Mentorship – Fellows will be paired with a mentor to support the project. This mentor could be an established scientist, resource manager, or communication specialist, and the mentorship may include connecting research with management and policy and communicating science to varied audiences.
Permits – Fellows will be required to get NPS research permits and must abide by the conditions and reporting requirements of permits. Please see the Acadia National Park Information for Researchers page for more information on the permitting process and requirements.
Documenting, managing, and sharing methods and data – Fellows must follow best practices for documenting, managing, and sharing research methods, data, and metadata.
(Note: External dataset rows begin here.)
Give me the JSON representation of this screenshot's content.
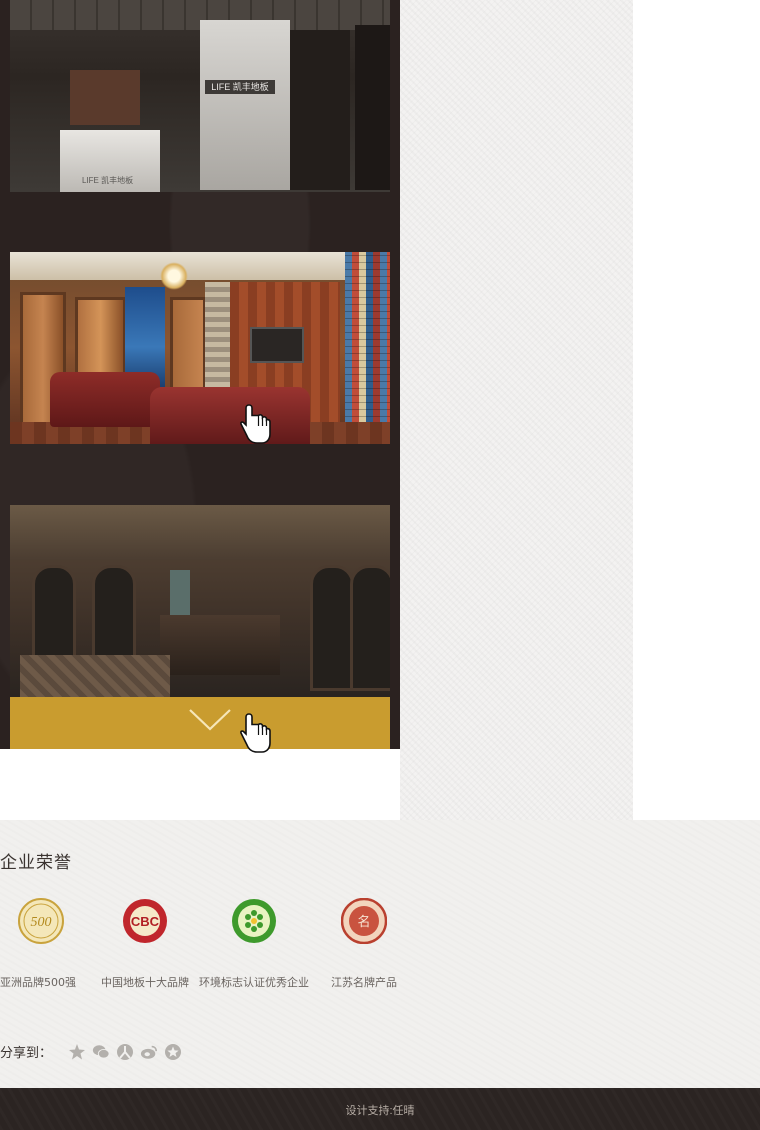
{
  "gallery": {
    "photo1_logo_text": "LIFE 凯丰地板",
    "photo1_desk_text": "LIFE 凯丰地板",
    "scroll_button_icon": "chevron-down-icon"
  },
  "honors": {
    "title": "企业荣誉",
    "awards": [
      {
        "name": "亚洲品牌500强",
        "medal_text": "500"
      },
      {
        "name": "中国地板十大品牌",
        "medal_text": "CBC"
      },
      {
        "name": "环境标志认证优秀企业",
        "medal_text": ""
      },
      {
        "name": "江苏名牌产品",
        "medal_text": "名"
      }
    ]
  },
  "share": {
    "label": "分享到：",
    "icons": [
      "qzone-icon",
      "wechat-icon",
      "renren-icon",
      "weibo-icon",
      "favorite-icon"
    ]
  },
  "footer": {
    "credit": "设计支持:任晴"
  },
  "colors": {
    "gallery_bg": "#2b2220",
    "accent_gold": "#c99c2f",
    "footer_bg": "#2b2422"
  }
}
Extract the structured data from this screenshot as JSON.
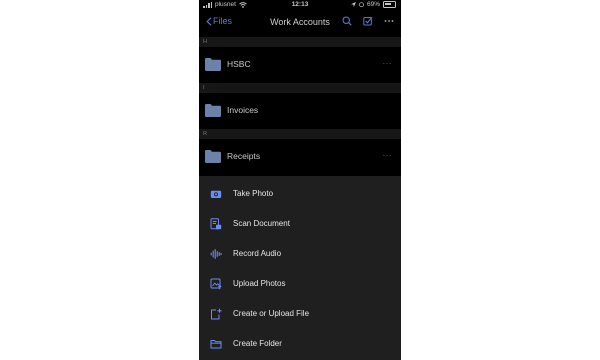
{
  "status_bar": {
    "carrier": "plusnet",
    "time": "12:13",
    "battery": "69%"
  },
  "nav": {
    "back_label": "Files",
    "title": "Work Accounts"
  },
  "sections": [
    {
      "letter": "H",
      "items": [
        {
          "name": "HSBC"
        }
      ]
    },
    {
      "letter": "I",
      "items": [
        {
          "name": "Invoices"
        }
      ]
    },
    {
      "letter": "R",
      "items": [
        {
          "name": "Receipts"
        }
      ]
    }
  ],
  "more_glyph": "···",
  "sheet": {
    "actions": [
      {
        "label": "Take Photo",
        "icon": "camera-icon"
      },
      {
        "label": "Scan Document",
        "icon": "scan-document-icon"
      },
      {
        "label": "Record Audio",
        "icon": "audio-waveform-icon"
      },
      {
        "label": "Upload Photos",
        "icon": "upload-photos-icon"
      },
      {
        "label": "Create or Upload File",
        "icon": "create-file-icon"
      },
      {
        "label": "Create Folder",
        "icon": "folder-outline-icon"
      }
    ]
  },
  "colors": {
    "accent": "#6d8cf0",
    "folder": "#7e9ac7",
    "sheet": "#1f1f1f",
    "section_header": "#1c1c1c"
  }
}
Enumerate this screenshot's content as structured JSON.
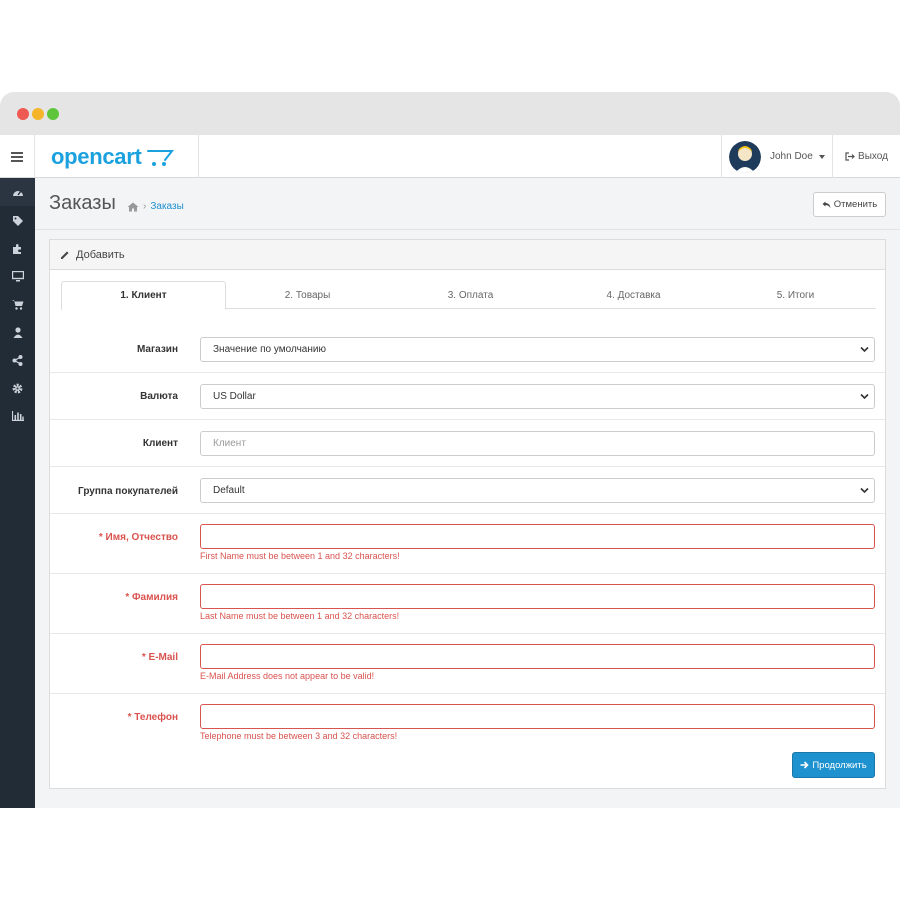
{
  "app": {
    "logo_text": "opencart"
  },
  "colors": {
    "accent": "#1e91cf",
    "error": "#d9534f",
    "sidebar": "#222c36",
    "logo": "#1ba2de"
  },
  "user": {
    "name": "John Doe",
    "logout_label": "Выход"
  },
  "sidebar": {
    "items": [
      {
        "icon": "dashboard-icon"
      },
      {
        "icon": "tags-icon"
      },
      {
        "icon": "puzzle-icon"
      },
      {
        "icon": "monitor-icon"
      },
      {
        "icon": "cart-icon"
      },
      {
        "icon": "user-icon"
      },
      {
        "icon": "share-icon"
      },
      {
        "icon": "gear-icon"
      },
      {
        "icon": "bar-chart-icon"
      }
    ]
  },
  "page": {
    "title": "Заказы",
    "breadcrumb": "Заказы",
    "cancel_label": "Отменить"
  },
  "panel": {
    "title": "Добавить",
    "tabs": [
      "1. Клиент",
      "2. Товары",
      "3. Оплата",
      "4. Доставка",
      "5. Итоги"
    ],
    "active_tab": 0
  },
  "form": {
    "store": {
      "label": "Магазин",
      "value": "Значение по умолчанию"
    },
    "currency": {
      "label": "Валюта",
      "value": "US Dollar"
    },
    "customer": {
      "label": "Клиент",
      "placeholder": "Клиент"
    },
    "customer_group": {
      "label": "Группа покупателей",
      "value": "Default"
    },
    "firstname": {
      "label": "* Имя, Отчество",
      "error": "First Name must be between 1 and 32 characters!"
    },
    "lastname": {
      "label": "* Фамилия",
      "error": "Last Name must be between 1 and 32 characters!"
    },
    "email": {
      "label": "* E-Mail",
      "error": "E-Mail Address does not appear to be valid!"
    },
    "telephone": {
      "label": "* Телефон",
      "error": "Telephone must be between 3 and 32 characters!"
    },
    "continue_label": "Продолжить"
  }
}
We suggest fellows follow the recommendations of DataONE.org for documenting workflow and archiving and sharing data.
Reporting – Fellows will be required to submit a) brief annual updates due January 30 each year; b) a final report expected within 90 days of completion of fieldwork; and c) notification of all related reports and publications. The updates and final report will note any modification to objectives, will include summaries suitable for publication by Second Century Stewardship partners and will include progress made on:
- The research timeline and milestones
- Data management
- Educational and outreach activities and measured impacts
- New, additional funding sources, if any (other funding is not required)
- Funds spent
- Other aspects to be defined
Deadline: Proposals must be submitted by midnight Eastern U.S. time on October 30, 2019.
How to apply: Proposals will be accepted through the Second Century Stewardship Fellowship online submission site. The online application components are included in the Application Requirements document (pdf file).
Informational webinar: An overview of Second Century Stewardship, the Research Fellowship, the application process, and park research priorities was held on Thursday September 12 at 1:00 p.m. Eastern Time. A recording is available here for those unable to attend.
Notification of Awards: Recipients will be notified by March 1, 2020. We expect to award one to three fellowships in 2020.